= Herbert Westfaling (politician) =

English politician

Herbert Westfaling (3 January 1630 – 1705) was an English politician who sat in the House of Commons in 1660 and then from 1661 until 1679.

==Early life==
His great-grandfather Bishop Herbert Westfaling, son of an emigré from Westphalia, was father of Herbert Westfaling (1572–1652), Sheriff of Herefordshire for 1619/20, who married in 1597 Frances Rudhall, eldest daughter and eventual co-heiress of William Rudhall (1552–1609), Sheriff of Herefordshire in 1608, having nine children including an eldest son who predeceased him.

The eldest son of Herbert Westfaling (1599–1638) of Mansell Court, Herefordshire, and Elizabeth Frogmore, daughter of John Frogmore of Claines, Worcestershire, he was educated at Gray's Inn in London.

==Public life==
In 1660, Westfaling was elected Member of Parliament for Hereford in the Convention Parliament.

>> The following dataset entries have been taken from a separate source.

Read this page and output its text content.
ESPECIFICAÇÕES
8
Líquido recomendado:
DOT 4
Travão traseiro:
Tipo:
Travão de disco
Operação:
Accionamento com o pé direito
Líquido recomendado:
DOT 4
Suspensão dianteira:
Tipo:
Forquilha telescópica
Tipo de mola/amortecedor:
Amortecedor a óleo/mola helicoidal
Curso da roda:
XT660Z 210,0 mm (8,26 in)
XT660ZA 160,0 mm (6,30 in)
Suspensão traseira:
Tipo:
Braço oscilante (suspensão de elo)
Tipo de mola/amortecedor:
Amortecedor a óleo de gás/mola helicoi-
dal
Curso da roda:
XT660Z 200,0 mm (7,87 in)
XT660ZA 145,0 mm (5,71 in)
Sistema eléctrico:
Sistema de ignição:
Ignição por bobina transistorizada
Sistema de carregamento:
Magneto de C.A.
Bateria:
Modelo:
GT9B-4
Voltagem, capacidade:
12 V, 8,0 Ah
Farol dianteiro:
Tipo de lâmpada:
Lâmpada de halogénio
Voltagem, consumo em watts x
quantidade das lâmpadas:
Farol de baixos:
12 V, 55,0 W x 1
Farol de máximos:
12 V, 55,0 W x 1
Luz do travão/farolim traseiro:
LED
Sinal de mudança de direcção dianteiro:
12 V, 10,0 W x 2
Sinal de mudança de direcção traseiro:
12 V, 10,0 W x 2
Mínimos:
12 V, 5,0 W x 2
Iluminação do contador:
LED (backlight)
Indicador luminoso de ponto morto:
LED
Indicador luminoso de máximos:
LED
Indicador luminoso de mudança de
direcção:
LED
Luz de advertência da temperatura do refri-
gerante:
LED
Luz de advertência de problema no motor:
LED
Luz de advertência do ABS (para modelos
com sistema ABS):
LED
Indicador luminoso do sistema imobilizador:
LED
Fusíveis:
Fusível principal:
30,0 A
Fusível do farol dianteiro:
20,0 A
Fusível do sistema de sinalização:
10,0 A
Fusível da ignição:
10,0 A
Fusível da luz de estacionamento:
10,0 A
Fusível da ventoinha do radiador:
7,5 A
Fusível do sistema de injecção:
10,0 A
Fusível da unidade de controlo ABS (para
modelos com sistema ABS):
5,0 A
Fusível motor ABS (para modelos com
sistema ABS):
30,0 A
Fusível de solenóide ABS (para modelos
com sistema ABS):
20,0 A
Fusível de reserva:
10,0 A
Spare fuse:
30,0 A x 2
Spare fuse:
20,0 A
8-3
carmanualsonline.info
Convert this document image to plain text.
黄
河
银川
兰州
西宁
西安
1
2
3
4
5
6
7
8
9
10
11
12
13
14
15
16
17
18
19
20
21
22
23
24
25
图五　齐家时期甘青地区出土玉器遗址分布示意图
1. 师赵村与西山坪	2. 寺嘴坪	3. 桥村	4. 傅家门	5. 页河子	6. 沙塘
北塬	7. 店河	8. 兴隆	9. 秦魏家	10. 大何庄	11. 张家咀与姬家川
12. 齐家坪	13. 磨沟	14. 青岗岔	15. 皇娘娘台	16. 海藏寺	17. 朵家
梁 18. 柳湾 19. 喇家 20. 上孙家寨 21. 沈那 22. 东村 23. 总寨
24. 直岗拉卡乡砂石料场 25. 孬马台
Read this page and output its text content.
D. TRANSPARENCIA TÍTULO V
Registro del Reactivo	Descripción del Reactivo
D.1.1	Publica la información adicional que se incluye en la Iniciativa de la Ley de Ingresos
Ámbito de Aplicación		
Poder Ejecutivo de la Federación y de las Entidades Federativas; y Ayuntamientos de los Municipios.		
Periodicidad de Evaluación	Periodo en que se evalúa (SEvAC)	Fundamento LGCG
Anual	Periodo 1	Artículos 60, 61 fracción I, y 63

In 1661 he fought a highly contentious election for the Cavalier Parliament. Sir Henry Lingen, the constituency's other MP, sought to replace Westfaling with his friend Sir Edward Hopton to gain control of the corporation before the royalist councillors were restored. The Mayor of Hereford admitted 80 of Lingen's supporters as freemen refusing to do likewise for Westfaling. Lingen was returned unopposed, but Westfaling demanded a recount against Hopton. The Mayor was detained in Hereford Guildhall on the first day and refused to go to the poll on the second day, declaring Hopton elected from Hopton's House. Westfaling persuaded the Sheriff to take another return and Hopton topped the poll but with what turned out to be a numerous invalid votes. Hopton was allowed to take his seat but the matter was referred to the elections committee. Sir Job Charlton noted that "there was a very strange carriage and some disturbance in the elections" and recommended Hopton be unseated. However parliament declared the election void, with Lingen and Westfaling being returned at the ensuing Hereford by-election. Westfaling continued to sit as an MP until 1679.

Appointed a Knight of the Royal Oak, Westfaling served as a JP (from 1660) and Deputy Lieutenant for Herefordshire (from 1683), as well as Mayor of Hereford (for 1683/84).

==Family and personal life==
Seated at Rudhall near Ross-on-Wye, Westfaling inherited the manor and estate from his grandmother's youngest sister, Mary Rudhall, who died unmarried in 1668.

In 1650, Westfaling married Anne Edwardes, only daughter of Sir Thomas Edwardes, 1st Baronet (1599–1660), by his first wife Mary Norton, and died in 1705 at the age of 75, having one son and four daughters.

Their only son, Herbert Rudhall Westfaling (1670–1743), represented Hereford as a Whig MP from 1716 to 1727.